Marijuana once again is a priority for law enforcement in Missoula County.
So says Missoula County Attorney Fred Van Valkenburg, who issued a reminder Friday about a new law that takes effect Saturday.
"We'll be prosecuting the misdemeanor marijuana cases that we have not been doing for the last 4 1/2 years," he said.
Under the new law, sponsored by Republican Rep. Tom Berry of Roundup at Van Valkenburg's request, "the power of initiative does not extend to the prioritization of the enforcement of any state law by a unit of local government."
The law applies only to Missoula County, where in 2006, 55 percent of those voting approved Initiative 2 recommending that crimes related to marijuana be the lowest priority for law enforcement.
"Since no other community in Montana can adopt such an initiative and, I'm the person who sought the adoption of this law, it would be hypocritical on my part to continue to follow the lowest priority of enforcement policy in Missoula County," Van Valkenburg's announcement said.

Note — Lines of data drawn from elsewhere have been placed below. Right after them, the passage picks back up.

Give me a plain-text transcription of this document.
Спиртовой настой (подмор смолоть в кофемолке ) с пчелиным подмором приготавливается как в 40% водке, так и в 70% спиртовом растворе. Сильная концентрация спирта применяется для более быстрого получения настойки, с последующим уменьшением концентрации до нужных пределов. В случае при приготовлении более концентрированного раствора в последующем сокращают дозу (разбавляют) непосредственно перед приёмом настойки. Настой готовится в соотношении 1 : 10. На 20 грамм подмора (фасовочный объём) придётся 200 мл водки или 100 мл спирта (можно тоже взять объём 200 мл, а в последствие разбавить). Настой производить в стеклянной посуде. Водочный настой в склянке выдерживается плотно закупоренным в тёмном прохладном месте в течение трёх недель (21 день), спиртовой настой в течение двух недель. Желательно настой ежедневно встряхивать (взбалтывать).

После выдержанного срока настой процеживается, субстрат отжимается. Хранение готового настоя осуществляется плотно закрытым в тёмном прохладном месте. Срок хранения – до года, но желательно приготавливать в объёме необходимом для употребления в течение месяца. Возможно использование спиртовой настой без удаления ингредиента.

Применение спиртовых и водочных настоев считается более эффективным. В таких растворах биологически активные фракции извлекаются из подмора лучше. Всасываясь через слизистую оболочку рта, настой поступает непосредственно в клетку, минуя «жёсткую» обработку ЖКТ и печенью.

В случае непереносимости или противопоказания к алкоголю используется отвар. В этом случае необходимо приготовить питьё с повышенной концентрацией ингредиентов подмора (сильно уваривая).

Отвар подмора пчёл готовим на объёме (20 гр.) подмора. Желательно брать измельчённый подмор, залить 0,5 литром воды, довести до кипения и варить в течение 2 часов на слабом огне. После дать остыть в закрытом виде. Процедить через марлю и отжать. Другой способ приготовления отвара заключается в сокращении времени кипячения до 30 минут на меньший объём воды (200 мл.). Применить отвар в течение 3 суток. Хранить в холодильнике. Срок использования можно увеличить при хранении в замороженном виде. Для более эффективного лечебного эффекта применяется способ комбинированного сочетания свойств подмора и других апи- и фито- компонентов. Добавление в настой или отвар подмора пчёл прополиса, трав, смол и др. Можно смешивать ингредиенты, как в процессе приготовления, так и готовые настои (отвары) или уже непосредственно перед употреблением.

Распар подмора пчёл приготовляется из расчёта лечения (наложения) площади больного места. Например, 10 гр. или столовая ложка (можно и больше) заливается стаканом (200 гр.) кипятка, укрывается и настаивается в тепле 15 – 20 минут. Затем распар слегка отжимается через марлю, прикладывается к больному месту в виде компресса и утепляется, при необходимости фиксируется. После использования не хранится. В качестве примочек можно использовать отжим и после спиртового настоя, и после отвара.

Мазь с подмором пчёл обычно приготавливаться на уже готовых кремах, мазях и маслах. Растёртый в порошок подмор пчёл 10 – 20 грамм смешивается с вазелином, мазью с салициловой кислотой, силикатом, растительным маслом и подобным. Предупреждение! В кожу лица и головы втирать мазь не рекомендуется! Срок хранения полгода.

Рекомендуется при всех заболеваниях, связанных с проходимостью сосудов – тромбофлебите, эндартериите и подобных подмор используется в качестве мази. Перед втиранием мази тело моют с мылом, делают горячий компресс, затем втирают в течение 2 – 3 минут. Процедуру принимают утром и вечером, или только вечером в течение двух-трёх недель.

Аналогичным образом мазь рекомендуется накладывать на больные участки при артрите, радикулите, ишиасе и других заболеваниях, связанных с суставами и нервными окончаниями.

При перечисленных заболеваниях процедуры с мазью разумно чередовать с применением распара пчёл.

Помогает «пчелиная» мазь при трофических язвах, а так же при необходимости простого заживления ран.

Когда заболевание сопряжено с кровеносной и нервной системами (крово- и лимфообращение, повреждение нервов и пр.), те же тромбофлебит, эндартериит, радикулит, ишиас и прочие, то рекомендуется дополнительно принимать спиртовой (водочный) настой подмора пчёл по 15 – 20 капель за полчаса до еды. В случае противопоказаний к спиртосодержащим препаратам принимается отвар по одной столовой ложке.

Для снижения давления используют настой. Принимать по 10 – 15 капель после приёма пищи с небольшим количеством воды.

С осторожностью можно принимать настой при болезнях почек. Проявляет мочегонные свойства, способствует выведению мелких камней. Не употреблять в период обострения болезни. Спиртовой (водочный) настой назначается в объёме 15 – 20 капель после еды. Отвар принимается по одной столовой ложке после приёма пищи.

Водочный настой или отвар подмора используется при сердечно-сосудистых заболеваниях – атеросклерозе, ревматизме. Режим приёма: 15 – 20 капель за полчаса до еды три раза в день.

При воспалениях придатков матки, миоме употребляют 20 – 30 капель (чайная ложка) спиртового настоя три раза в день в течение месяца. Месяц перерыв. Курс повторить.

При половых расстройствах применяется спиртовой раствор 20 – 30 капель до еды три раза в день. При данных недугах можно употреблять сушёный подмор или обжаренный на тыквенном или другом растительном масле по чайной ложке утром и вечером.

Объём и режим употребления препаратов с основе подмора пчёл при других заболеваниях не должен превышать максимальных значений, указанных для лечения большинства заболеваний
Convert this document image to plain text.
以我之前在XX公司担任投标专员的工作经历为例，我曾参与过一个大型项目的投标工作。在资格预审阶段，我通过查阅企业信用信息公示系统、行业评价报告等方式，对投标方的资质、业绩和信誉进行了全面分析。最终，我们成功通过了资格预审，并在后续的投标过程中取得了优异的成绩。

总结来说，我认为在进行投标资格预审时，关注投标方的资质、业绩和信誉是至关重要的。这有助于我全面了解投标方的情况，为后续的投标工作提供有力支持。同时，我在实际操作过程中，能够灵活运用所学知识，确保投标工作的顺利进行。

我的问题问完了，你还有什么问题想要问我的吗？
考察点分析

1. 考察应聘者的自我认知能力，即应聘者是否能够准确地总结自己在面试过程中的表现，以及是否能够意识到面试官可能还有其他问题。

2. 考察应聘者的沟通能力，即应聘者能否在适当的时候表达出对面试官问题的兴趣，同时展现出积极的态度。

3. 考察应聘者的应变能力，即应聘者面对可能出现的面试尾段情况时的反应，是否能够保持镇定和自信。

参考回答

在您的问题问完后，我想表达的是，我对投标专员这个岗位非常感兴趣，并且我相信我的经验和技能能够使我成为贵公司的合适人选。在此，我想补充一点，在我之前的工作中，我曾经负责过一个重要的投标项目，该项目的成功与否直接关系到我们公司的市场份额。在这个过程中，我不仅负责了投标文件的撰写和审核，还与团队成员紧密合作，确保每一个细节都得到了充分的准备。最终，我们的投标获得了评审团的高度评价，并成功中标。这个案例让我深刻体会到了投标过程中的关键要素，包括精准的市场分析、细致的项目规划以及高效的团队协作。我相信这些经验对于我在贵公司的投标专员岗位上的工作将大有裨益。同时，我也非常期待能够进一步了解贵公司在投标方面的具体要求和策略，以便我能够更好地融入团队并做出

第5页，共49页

It asked that Missoula County Sheriff Carl Ibsen and Montana Highway Patrol Captain Greg Watson pass the message along to their deputies and troopers.
Not so fast, said Cynthia Wolken of Missoula, who lobbied for NORML, the National Organization for the Reform of Marijuana Laws, at the Legislature.
"It's not retroactive," she said, suggesting that the new law applies only to any future such initiatives that might be passed. " ... It troubles me that we have elected officials ignoring the will of the people."
Wolken, now a Missoula City Council member, said that "I don't like to see city resources put into going after people for something we said is the lowest priority. I'm troubled that (Van Valkenburg) is over and over attacking what the large majority of Missoulians have sent as a message, loud and clear."
Van Valkenburg has been an outspoken opponent of Initiative 2. He again pointed out in his announcement that while Initiative 2 received a majority of votes in the city, a minority of county residents voted for it.
And he said that attempts by law enforcement to follow the law have caused "friction" and "an atmosphere of disrespect for the enforcement of law."
"The Highway Patrol people think this is crazy," he said. "Nowhere else in the state of Montana do we run into this sort of deal."
Justin Michels, a volunteer for Montana NORML, termed the new law "a double-edged sword. He (Van Valkenburg) does make some valid points. We shouldn't have a contradiction between local law enforcement and state law enforcement. At NORML, that's what we're fighting for - logical common-sense laws that actually work."
Under Initiative 2, people arrested for misdemeanor marijuana offenses - the Missoula County commissioners amended the initiative to exclude felony amounts of 60 grams (about 2 ounces) and above - never saw those charges prosecuted by the county attorney's office.
"They sit on my desk and gather dust," Van Valkenburg said.
Three years after Missoula County voters approved Initiative 2, a federal memo about the medical use of marijuana, which was legalized by initiative in Montana in 2004, prompted the number of medical marijuana cardholders in the state skyrocket.
"Because of that, it does not seem in any way appropriate to me that anyone who has not or cannot legally obtain a medical marijuana card should avoid prosecution for violations of the law," Van Valkenburg's announcement on Friday said.
That announcement came the same day that signatures were due at county courthouses around the state on a proposed referendum that would suspend a new state law vastly restricting the use and marketing of medical marijuana. The referendum was expected to qualify for the ballot.
Medical marijuana activists have suggested that the restrictions have driven many former medical marijuana cardholders to the black market.
Van Valkenburg said Friday that removing the lowest-priority status from marijuana prosecutions might increase the workload by about 50 cases a year in his office.
But he warned that if medical marijuana use indeed goes to the black market, "there's going to be a lot more prosecutions."